Dysfunction #1: Absence of Trust. This stems from individuals’ desire to not be vulnerable. Trust can start with the leader making themselves vulnerable. (See tables on book page 197)
Dysfunction #2: Fear of Conflict. This results in sarcasm and artificial harmony rather than honest, open, and productive debate and discussion. (See tables on book page 204)
Dysfunction #3: Lack of Commitment. This results in ambiguity and everyone not working toward the good of the team and its goals. (See tables on book page 209)
Dysfunction #4: Avoidance of Accountability. This results in low standards. Everyone must by into the plan and be held accountable for their role in it. (See tables on book page 214)

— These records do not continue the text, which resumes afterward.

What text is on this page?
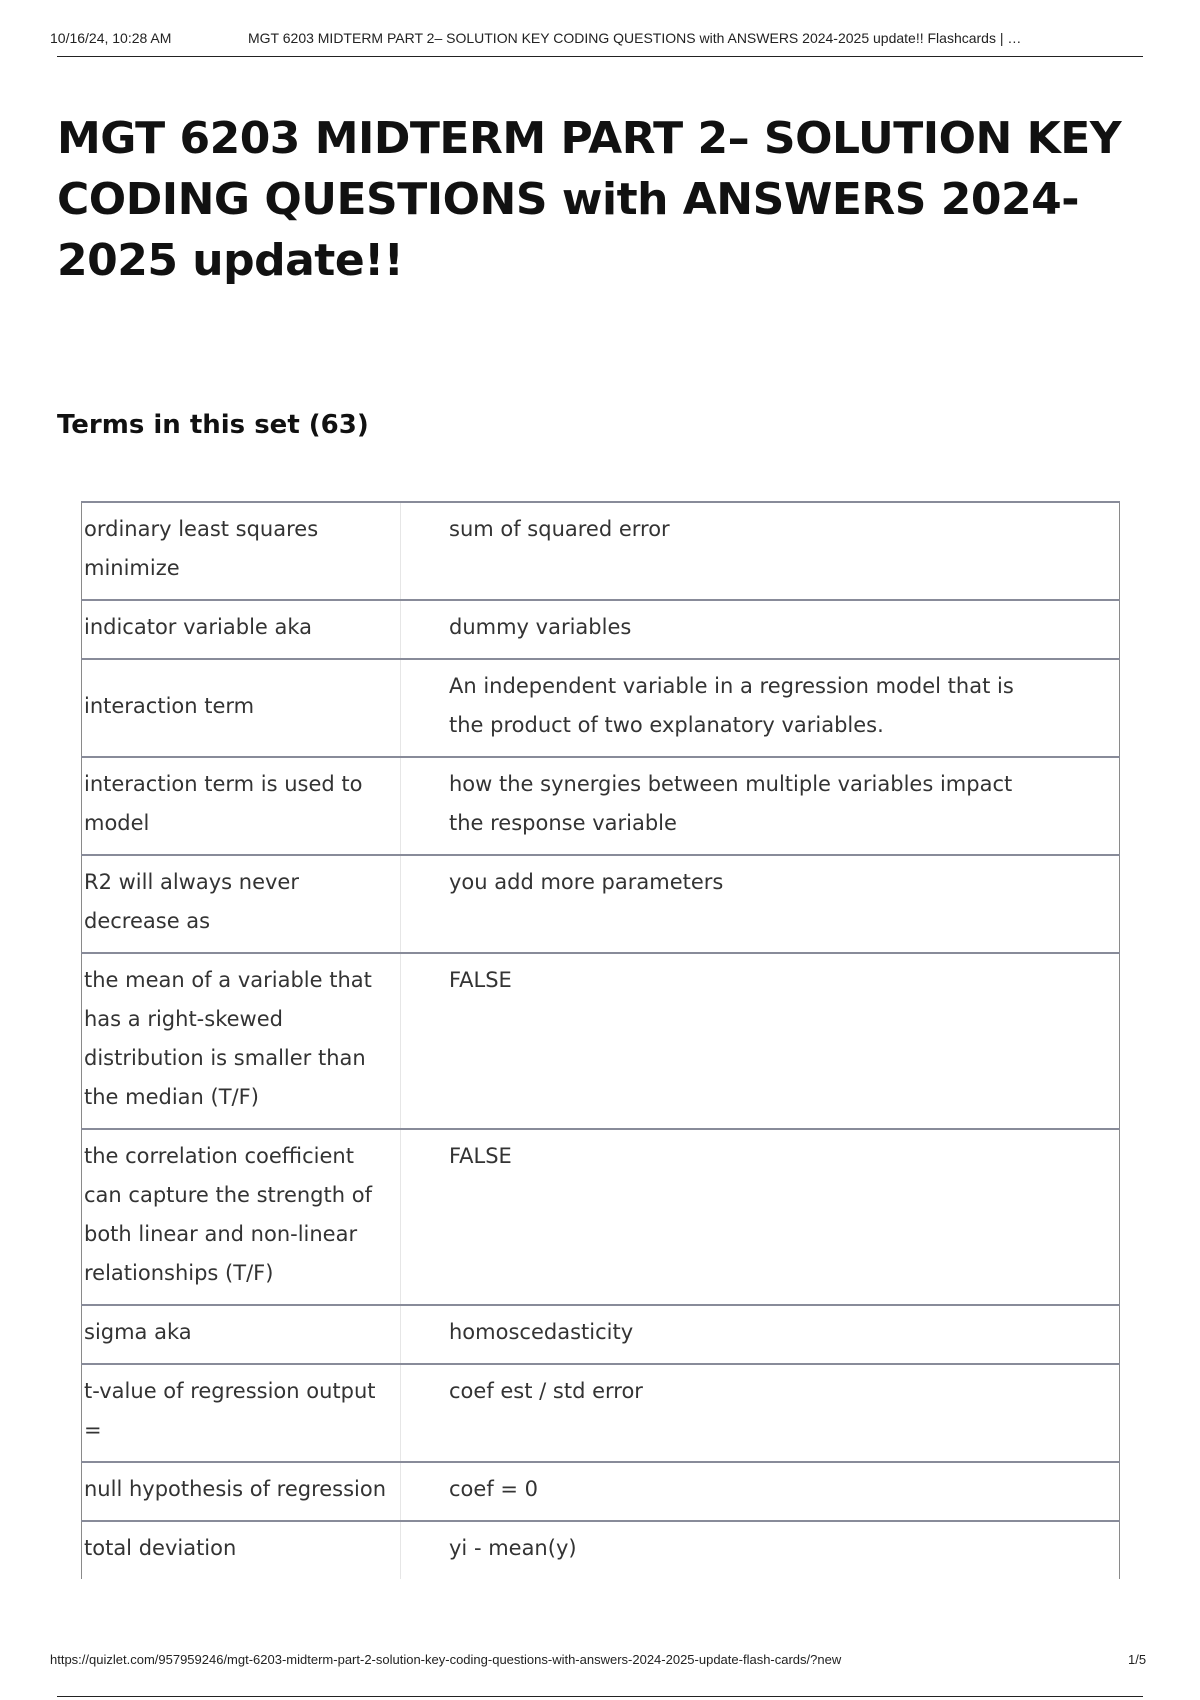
10/16/24, 10:28 AM	MGT 6203 MIDTERM PART 2– SOLUTION KEY CODING QUESTIONS with ANSWERS 2024-2025 update!! Flashcards | …
MGT 6203 MIDTERM PART 2– SOLUTION KEY CODING QUESTIONS with ANSWERS 2024-2025 update!!
Terms in this set (63)
ordinary least squares minimize	sum of squared error
indicator variable aka	dummy variables
interaction term	An independent variable in a regression model that is the product of two explanatory variables.
interaction term is used to model	how the synergies between multiple variables impact the response variable
R2 will always never decrease as	you add more parameters
the mean of a variable that has a right-skewed distribution is smaller than the median (T/F)	FALSE
the correlation coefficient can capture the strength of both linear and non-linear relationships (T/F)	FALSE
sigma aka	homoscedasticity
t-value of regression output =	coef est / std error
null hypothesis of regression	coef = 0
total deviation	yi - mean(y)
https://quizlet.com/957959246/mgt-6203-midterm-part-2-solution-key-coding-questions-with-answers-2024-2025-update-flash-cards/?new	1/5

Dysfunction #5: Inattention to Results. This is driven by a desire for personal status and ego rather than the success of the team. (See tables on book page 218)
Additional Major Points …
1) The leader must specify that all team members be fully engaged in team meetings and activities.
2) Vulnerability can start with having all team members discuss their personal histories, including a candid discussion of their strengths and weaknesses.
3) The leader must draw out and make people say what they are really thinking, especially in times of conflict.
4) The team goal must be continually stated and kept out front.
5) You must have defined matrics for success and then follow through with measurement and evaluation.
6) The entire team is responsible for overall success, not just for their individual success.
7) Consensus is not good if it leaves all team members ultimately unhappy and uncommitted.
8) Don’t “slam” other team members behind their backs. Dissatisfaction with each other must be brought to their attention.
9) Be prepared to confront and even remove team members who are not meeting expectations.